I stared at him, then bobbed my head a little from side to side. “Can you see?”

“Enough.” His name was Eric, and after that car ride I never crossed paths with him again. Just because the company was iconic didn’t mean it wasn’t forever on the precipice of financial ruin. Eric’s job was to bring in major gifts and soothe patrons who were offended by a particular show and make sure the ticket sales were on track. In a normal season the actors weren’t his problem, but so far this wasn’t shaping up to be a normal season. Emily had bailed and the Stage Manager, a character actor who’d spent ten years playing the indelible Uncle Wallace on television, had transitioned from a heavy drinker to a worrisome drunk. Worrisome because Uncle Wallace, otherwise known as Albert Long, was the washed--up marquee name people drove over from other counties to see. “No Emily and a knee--walking Stage Manager isn’t the best place to start,” Eric said.

I said something sympathetic, but really, I wasn’t listening.
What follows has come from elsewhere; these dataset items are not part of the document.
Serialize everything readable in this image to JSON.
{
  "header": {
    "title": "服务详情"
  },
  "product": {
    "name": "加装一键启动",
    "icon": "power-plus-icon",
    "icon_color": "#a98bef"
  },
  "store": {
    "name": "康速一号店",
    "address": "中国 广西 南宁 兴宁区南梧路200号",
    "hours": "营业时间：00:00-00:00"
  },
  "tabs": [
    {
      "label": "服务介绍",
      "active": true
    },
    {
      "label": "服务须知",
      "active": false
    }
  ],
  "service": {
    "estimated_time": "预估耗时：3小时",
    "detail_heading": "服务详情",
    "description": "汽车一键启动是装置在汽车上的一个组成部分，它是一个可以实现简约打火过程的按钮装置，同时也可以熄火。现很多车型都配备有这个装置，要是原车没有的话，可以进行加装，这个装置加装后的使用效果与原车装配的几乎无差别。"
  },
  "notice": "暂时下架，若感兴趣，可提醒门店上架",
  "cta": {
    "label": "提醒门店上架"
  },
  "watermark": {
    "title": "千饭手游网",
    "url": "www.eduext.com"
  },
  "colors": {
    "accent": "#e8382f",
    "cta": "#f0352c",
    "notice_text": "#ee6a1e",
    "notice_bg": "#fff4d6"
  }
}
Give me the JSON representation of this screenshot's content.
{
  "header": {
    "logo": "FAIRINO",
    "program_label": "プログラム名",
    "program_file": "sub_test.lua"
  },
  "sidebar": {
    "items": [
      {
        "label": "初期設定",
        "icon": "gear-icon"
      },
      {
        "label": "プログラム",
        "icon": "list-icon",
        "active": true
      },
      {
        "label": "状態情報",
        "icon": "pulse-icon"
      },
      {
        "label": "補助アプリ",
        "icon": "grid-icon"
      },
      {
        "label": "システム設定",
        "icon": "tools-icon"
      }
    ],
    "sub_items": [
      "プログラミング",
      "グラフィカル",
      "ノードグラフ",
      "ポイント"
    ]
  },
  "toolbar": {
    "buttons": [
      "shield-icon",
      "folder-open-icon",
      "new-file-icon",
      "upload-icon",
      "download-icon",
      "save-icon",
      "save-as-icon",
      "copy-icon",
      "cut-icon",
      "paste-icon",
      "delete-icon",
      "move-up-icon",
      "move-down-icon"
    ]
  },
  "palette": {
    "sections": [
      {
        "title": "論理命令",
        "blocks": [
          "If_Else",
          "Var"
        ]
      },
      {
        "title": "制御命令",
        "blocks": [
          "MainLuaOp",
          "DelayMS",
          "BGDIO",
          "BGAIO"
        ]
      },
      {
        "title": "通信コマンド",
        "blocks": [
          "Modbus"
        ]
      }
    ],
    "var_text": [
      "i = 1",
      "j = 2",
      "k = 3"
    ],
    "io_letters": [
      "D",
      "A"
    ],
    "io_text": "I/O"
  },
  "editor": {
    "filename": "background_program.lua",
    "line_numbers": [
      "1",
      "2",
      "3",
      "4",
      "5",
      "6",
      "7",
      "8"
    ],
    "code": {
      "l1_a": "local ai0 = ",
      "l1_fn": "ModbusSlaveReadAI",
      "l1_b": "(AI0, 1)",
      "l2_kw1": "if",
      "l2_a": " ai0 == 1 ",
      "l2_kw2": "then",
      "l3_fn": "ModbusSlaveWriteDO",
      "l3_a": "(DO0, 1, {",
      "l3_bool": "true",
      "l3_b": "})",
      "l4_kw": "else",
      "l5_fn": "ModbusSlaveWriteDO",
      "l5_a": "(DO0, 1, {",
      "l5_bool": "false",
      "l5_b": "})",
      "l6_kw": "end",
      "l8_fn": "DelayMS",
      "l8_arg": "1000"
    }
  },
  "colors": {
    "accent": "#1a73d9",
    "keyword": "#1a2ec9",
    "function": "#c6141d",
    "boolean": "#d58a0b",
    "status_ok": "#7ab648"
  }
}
Who can listen to complaints about actors in the presence of so many cherry trees, miles and miles of them in full ceremonial headdress? “Look at this!” I wanted to cry as we raced down the straight country roads in Eric’s old Volvo station wagon, but surely Eric had seen the trees before.

He told me I would get the other Emily’s salary and better accommodations. He’d been able to snatch back the program from the printers at the fifty--ninth minute of the eleventh hour. They’d play up my soon--to--be--released movie and two seasons of unremarkable television. “If you can think of anything else, that would be helpful,” he said.
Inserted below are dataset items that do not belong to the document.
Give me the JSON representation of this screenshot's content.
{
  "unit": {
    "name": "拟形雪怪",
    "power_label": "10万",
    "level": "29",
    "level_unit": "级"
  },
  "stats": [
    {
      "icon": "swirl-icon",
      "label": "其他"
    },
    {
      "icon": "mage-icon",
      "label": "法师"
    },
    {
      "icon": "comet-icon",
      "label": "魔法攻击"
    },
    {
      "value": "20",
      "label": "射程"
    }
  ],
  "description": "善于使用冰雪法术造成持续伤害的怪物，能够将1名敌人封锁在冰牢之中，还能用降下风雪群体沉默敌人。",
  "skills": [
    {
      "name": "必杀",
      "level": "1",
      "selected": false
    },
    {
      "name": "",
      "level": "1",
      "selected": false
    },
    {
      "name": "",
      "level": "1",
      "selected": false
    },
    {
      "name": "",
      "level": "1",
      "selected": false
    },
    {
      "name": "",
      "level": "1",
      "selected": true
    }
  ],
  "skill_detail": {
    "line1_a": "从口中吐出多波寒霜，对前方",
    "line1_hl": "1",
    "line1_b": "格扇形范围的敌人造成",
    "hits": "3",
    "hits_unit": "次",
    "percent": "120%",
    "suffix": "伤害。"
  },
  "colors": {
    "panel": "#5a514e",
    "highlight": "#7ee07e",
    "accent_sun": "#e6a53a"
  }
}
I assumed that my Red Lobster commercial (Everybody LOVES a fried shrimp feast!) would not be helpful. “I’ll think about it.”
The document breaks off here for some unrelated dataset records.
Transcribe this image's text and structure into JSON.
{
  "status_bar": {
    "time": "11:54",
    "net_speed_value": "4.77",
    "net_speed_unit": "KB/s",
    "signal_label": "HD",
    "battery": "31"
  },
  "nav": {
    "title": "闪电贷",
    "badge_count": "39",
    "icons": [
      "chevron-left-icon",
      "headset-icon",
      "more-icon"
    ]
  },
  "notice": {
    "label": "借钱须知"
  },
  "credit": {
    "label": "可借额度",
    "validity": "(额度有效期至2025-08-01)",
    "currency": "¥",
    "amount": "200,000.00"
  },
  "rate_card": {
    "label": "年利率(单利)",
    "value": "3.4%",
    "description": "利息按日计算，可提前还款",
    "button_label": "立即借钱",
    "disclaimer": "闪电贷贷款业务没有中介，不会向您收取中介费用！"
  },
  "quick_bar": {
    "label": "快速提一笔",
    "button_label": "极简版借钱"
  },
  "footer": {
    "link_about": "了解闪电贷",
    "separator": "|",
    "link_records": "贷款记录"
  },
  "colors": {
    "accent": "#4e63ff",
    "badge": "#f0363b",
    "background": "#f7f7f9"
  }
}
“We deal in embellishment around here,” he said, his eyes on the road, but not on either side of the road where the action was.

He said he hoped I’d stay the summer. The other Emily had been slated to play Mae in Fool for Love after the run of Our Town ended. “We could look for another actress but if you could do it that would be one less headache.”

I had never seen the play, hadn’t read it, but I’d always thought the title was snappy. “Don’t you want to see if I can act first?”

Eric shook his head. “That’s not my job. If you’ve made it all the way to my car it’s because other people think you can act. That’s good enough for me. Charlie said you were excellent, by the way. He said they wanted to cast you in the Spalding Gray production but the backers wouldn’t go for it. They needed a name.”

It was entirely possible that Charlie had been blowing smoke at Eric, or that Eric was blowing smoke at me, but on the off chance it was true and I could have played Emily on Broadway without having to sleep with anybody at the Algonquin, I wished he would pull the car over for a minute and let me throw up. I stared at the trees instead, that endless expanse of trembling petals. I told Eric I’d stay for the season.

“What’s in the boxes?” I asked.

“What boxes?”

I pointed, thinking his eyes must really be bad. Big wooden boxes were set out among the trees. They were everywhere.

“Bees,” he said.

“They come in boxes?”

He nodded. “Farmers rent bees. They come in an eighteen--wheeler, and when pollination is over, the truck comes back and takes the boxes someplace else.”